Aunque personalmente no siente ninguna simpatía por aquel niñato, María Luisa comprende la euforia de Feda.

– Me alegro mucho, Fedita, de verdad que sí. A ver si ahora todo se arregla, aunque…

– Ya sé lo que estás pensando, que me ha dejado, que ya no le intereso, pero te equivocas, ya verás cómo te equivocas. -Ojalá. Sin embargo, más vale que te hagas a la idea de que las cosas no siempre salen como queremos. Y que si Simón se ha largado, hay otros muchos por ahí que se derretirán en cuanto los mire la chica más guapa de Castrollano. Feda se sonríe como una niña halagada.

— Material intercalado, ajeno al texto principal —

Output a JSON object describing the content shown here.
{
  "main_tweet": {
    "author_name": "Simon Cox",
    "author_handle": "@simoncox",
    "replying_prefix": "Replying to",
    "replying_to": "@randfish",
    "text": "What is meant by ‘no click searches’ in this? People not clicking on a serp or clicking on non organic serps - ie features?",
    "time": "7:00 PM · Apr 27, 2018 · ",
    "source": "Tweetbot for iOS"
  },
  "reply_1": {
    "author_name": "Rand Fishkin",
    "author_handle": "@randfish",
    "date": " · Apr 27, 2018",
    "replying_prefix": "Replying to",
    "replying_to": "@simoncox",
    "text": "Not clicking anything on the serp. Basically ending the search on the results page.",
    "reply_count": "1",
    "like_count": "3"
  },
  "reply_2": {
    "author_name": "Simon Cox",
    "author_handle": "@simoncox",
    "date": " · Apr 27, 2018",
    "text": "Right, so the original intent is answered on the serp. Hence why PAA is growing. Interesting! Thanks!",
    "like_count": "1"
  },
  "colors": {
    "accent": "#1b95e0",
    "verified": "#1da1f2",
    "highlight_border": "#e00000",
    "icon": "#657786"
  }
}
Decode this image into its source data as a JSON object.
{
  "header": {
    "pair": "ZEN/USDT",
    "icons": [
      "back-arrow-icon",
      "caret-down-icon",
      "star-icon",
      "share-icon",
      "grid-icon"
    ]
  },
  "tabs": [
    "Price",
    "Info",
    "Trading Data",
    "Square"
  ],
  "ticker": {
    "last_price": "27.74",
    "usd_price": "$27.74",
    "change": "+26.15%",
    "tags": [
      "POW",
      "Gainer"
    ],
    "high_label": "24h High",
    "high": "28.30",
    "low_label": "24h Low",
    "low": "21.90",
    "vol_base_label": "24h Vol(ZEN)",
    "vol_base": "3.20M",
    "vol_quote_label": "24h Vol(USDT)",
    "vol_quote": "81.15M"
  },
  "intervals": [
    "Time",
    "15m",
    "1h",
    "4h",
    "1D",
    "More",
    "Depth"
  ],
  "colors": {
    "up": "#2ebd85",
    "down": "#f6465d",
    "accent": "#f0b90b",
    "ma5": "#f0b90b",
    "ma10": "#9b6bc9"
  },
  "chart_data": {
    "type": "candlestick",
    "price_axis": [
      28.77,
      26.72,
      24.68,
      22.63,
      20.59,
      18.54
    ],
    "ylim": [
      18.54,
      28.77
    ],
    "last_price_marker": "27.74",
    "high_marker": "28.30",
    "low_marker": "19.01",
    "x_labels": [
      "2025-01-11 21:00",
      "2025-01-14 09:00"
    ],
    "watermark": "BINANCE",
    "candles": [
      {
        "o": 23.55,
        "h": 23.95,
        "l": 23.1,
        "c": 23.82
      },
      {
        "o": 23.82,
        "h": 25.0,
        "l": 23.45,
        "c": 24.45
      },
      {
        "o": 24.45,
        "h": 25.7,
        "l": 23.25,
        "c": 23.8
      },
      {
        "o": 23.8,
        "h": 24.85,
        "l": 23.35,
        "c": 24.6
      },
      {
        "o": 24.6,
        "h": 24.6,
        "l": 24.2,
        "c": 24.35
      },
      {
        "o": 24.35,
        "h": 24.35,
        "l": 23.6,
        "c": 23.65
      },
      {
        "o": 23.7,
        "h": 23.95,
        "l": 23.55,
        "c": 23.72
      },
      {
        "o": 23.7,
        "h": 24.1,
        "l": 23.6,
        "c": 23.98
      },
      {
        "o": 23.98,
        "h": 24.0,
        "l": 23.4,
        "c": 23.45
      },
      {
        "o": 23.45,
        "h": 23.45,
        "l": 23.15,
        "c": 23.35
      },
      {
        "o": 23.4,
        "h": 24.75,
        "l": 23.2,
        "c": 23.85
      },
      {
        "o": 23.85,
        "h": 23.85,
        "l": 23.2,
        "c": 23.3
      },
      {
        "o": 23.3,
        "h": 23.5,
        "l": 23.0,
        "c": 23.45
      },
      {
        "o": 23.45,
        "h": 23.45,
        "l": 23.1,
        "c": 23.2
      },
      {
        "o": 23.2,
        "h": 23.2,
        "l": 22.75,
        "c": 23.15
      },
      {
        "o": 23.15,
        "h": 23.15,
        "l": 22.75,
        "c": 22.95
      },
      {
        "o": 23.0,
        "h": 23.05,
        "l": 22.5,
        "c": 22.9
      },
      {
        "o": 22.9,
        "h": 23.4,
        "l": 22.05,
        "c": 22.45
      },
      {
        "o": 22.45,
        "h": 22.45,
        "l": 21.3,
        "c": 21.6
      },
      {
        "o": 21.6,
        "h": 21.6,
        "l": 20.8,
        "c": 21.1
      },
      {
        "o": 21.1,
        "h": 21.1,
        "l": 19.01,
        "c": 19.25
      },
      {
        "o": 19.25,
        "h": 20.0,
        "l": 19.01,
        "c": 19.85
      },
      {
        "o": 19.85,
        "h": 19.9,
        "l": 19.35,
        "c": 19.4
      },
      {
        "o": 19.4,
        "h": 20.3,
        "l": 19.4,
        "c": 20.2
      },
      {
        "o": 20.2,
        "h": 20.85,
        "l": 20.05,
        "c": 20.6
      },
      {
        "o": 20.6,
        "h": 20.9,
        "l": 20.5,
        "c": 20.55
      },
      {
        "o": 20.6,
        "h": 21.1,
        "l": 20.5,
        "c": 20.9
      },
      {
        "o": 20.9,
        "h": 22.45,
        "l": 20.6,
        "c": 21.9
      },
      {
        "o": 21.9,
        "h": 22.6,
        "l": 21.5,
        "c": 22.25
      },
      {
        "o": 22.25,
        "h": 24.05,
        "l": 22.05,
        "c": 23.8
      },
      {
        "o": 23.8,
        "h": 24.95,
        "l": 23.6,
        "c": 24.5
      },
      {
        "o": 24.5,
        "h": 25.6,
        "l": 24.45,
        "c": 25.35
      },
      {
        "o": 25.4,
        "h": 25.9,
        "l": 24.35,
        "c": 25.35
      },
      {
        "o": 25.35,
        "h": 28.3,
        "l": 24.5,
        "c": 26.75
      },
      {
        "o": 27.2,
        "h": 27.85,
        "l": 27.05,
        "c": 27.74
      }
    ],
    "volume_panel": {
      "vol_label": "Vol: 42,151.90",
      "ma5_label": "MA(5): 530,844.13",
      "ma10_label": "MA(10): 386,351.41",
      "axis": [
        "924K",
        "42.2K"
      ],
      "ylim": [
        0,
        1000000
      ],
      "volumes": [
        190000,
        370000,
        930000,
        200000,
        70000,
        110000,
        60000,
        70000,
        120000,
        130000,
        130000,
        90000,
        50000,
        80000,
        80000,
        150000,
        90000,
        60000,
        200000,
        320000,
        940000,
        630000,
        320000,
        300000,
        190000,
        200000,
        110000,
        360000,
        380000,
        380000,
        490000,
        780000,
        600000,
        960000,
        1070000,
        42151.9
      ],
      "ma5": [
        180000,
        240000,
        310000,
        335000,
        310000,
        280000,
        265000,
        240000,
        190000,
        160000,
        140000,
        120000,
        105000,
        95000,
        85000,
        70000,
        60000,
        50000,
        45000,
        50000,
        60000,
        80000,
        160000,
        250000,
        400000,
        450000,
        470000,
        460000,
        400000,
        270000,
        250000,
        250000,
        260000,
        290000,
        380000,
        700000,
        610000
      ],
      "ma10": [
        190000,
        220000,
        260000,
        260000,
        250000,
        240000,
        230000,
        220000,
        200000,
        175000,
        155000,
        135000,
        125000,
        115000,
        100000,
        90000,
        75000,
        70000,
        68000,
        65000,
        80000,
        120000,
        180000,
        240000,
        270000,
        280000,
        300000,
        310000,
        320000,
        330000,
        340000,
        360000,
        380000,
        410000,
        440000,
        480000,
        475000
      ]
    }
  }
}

– ¿De verdad que todavía te parezco guapa?

– Claro que sí, tonta. Guapísima. Ahora estamos todas cansadas, pero en cuanto nos recuperemos un poco, ya verás cómo volverán a hacer cola a la puerta de casa para salir contigo.

María Luisa sabe que está mintiendo, pero no quiere que Feda se desanime. Todavía a menudo sigue protegiéndola como cuando eran niñas y ella -que le saca casi cuatro años y siempre fue más valiente- la llevaba de la mano por las calles, le limpiaba las heridas si se caía en el parque o la defendía de las compañeras más brutas de la escuela. Pero también se siente aún responsable de controlarla y someterla a la disciplina familiar. Así que, pasado el momento de los mimos, vuelve a ponerse seria.

– Y ahora vete a ver a mamá y pídele disculpas. Llevamos esperándote toda la mañana para ir a casa de Miguel. Habrá que dejarlo para esta tarde, pero no puede ser que todo el mundo tenga que estar pendiente de ti, Feda. Ya está bien.